The main vanilla-producing areas have not been hit this time, though some coffee plantations are reported to have been damaged – coffee is the island’s main export.


THE island was part of the Gondwana super-continent before it split from what is now India some 90 million years ago. As a result, a great many species have evolved on Madagascar that are found nowhere else on Earth, so that ecologists often call it the “eighth continent”.

Some 90 per cent of the island’s plant and animal species are “home grown” including lemurs, of which there are more than 100 species. More than 60 per cent of the world’s chameleon species are found on Madagascar. The island has a massive conservation problem – the vast majority of its lemur species are classed as nearing extinction while its remaining tropical rainforest may well disappear in the next decade.
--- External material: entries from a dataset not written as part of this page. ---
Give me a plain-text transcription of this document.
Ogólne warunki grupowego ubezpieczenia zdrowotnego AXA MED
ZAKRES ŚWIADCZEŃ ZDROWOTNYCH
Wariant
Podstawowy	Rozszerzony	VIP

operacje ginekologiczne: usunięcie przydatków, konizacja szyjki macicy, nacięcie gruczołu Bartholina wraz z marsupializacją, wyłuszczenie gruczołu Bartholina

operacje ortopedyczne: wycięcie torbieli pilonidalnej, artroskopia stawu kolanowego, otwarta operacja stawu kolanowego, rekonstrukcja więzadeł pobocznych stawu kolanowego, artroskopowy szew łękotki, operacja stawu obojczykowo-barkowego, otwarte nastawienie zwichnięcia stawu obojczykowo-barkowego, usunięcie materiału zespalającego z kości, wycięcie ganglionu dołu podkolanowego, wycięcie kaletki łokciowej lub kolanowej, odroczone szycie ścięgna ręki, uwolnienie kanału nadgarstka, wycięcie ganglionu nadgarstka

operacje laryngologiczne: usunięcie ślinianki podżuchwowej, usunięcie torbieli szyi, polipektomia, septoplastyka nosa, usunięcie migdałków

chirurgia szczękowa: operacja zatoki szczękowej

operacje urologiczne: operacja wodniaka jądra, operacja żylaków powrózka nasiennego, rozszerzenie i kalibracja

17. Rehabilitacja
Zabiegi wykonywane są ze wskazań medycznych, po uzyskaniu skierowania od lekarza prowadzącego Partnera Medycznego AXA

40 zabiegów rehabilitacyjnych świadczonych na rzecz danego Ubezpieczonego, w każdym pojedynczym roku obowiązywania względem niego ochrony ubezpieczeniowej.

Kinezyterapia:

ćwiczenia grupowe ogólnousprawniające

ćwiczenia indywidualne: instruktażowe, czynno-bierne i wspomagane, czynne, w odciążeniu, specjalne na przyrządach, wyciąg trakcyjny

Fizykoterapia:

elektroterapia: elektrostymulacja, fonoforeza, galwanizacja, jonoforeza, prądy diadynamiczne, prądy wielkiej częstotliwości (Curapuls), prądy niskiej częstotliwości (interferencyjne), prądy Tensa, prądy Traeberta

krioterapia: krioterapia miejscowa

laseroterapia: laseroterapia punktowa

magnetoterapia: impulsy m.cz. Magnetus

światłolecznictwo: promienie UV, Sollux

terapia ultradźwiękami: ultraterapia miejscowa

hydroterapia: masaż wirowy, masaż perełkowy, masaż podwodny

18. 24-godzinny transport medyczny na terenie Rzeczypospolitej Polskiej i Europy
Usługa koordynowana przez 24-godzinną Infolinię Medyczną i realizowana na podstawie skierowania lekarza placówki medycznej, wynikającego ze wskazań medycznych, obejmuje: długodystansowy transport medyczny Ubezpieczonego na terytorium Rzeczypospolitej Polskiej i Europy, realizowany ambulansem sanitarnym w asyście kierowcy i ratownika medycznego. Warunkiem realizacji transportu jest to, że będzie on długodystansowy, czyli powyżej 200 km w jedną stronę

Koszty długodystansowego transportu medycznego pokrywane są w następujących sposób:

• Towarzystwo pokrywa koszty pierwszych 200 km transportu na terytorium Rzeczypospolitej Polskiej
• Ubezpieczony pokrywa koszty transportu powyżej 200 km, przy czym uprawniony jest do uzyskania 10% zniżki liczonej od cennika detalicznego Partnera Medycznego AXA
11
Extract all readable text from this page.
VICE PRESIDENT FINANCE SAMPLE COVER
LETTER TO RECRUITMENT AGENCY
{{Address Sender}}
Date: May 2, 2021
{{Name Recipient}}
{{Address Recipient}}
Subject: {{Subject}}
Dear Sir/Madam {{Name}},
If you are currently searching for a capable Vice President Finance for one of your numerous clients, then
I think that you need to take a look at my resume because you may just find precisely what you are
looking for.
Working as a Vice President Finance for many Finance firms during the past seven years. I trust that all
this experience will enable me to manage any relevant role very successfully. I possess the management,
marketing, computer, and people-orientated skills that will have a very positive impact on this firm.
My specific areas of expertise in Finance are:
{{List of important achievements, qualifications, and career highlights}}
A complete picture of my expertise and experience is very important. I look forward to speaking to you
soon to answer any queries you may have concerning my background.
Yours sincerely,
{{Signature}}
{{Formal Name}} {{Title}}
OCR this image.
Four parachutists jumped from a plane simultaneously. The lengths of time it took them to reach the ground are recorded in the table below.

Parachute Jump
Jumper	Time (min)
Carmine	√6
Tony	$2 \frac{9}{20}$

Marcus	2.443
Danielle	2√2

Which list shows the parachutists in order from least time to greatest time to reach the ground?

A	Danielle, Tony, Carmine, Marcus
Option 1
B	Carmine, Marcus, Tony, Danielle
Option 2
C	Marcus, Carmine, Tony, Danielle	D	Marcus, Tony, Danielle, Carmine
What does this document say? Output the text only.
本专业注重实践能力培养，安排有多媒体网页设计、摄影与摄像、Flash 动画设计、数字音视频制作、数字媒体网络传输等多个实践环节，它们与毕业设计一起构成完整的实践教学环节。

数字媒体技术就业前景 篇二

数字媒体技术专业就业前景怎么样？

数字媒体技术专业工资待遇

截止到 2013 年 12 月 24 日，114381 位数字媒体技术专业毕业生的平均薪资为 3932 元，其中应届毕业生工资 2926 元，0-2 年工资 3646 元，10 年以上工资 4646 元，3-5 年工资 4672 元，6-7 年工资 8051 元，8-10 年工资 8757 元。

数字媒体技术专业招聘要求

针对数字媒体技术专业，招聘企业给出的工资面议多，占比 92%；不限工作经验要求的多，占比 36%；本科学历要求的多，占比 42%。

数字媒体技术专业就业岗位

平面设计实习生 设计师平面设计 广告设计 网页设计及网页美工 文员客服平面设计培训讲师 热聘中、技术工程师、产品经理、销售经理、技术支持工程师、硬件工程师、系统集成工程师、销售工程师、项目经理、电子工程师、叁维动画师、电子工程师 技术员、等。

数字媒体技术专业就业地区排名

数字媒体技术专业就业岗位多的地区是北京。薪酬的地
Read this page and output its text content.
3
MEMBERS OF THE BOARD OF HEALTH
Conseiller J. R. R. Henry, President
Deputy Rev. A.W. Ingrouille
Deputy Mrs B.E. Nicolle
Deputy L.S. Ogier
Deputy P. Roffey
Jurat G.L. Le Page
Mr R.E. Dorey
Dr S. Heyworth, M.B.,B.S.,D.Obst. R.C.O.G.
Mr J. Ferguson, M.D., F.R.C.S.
Madagascar has a variety of areas of outstanding natural beauty, but it’s fair to say that since the arrival of humans on the island about 2,300 years ago, things have been going downhill for the local flora and fauna, with the elephant bird and various giant lemurs long since extinct.


MARCO Polo, no less, made the first recorded mention of Madagascar in written history. He confused the island with Mogadishu and mistranslated the name. It mattered little as the indigenous people had no single name for the island.

The Portuguese tried to conquer it in the 16th century but it was known mainly for its pirates and slave trade until the Merina tribe came to the ascendancy in the 18th century and under King Andrianampoinimerina (c1745-1810) and his sons, the island was united. The British recognised the Kingdom of Madagascar and missionaries were sent out so that the island’s ruling court was largely Christian by the 1880s when the French invaded and colonised the island – Malagasy and French remain the two official languages.

At one time in the 1930s, Hitler and his Nazis came up with a plan to deport Europe’s Jews to Madagascar but opted for the Final Solution instead.

After the Second World War, the Malagasy people agitated for independence from France which was eventually achieved in 1960.

Practically ever since then the country has seen regular political and economic upheavals and it is now into its Fourth Republic, with growing emphasis on democracy and human rights along with economic growth largely based on its vast natural resources of metals and precious stones.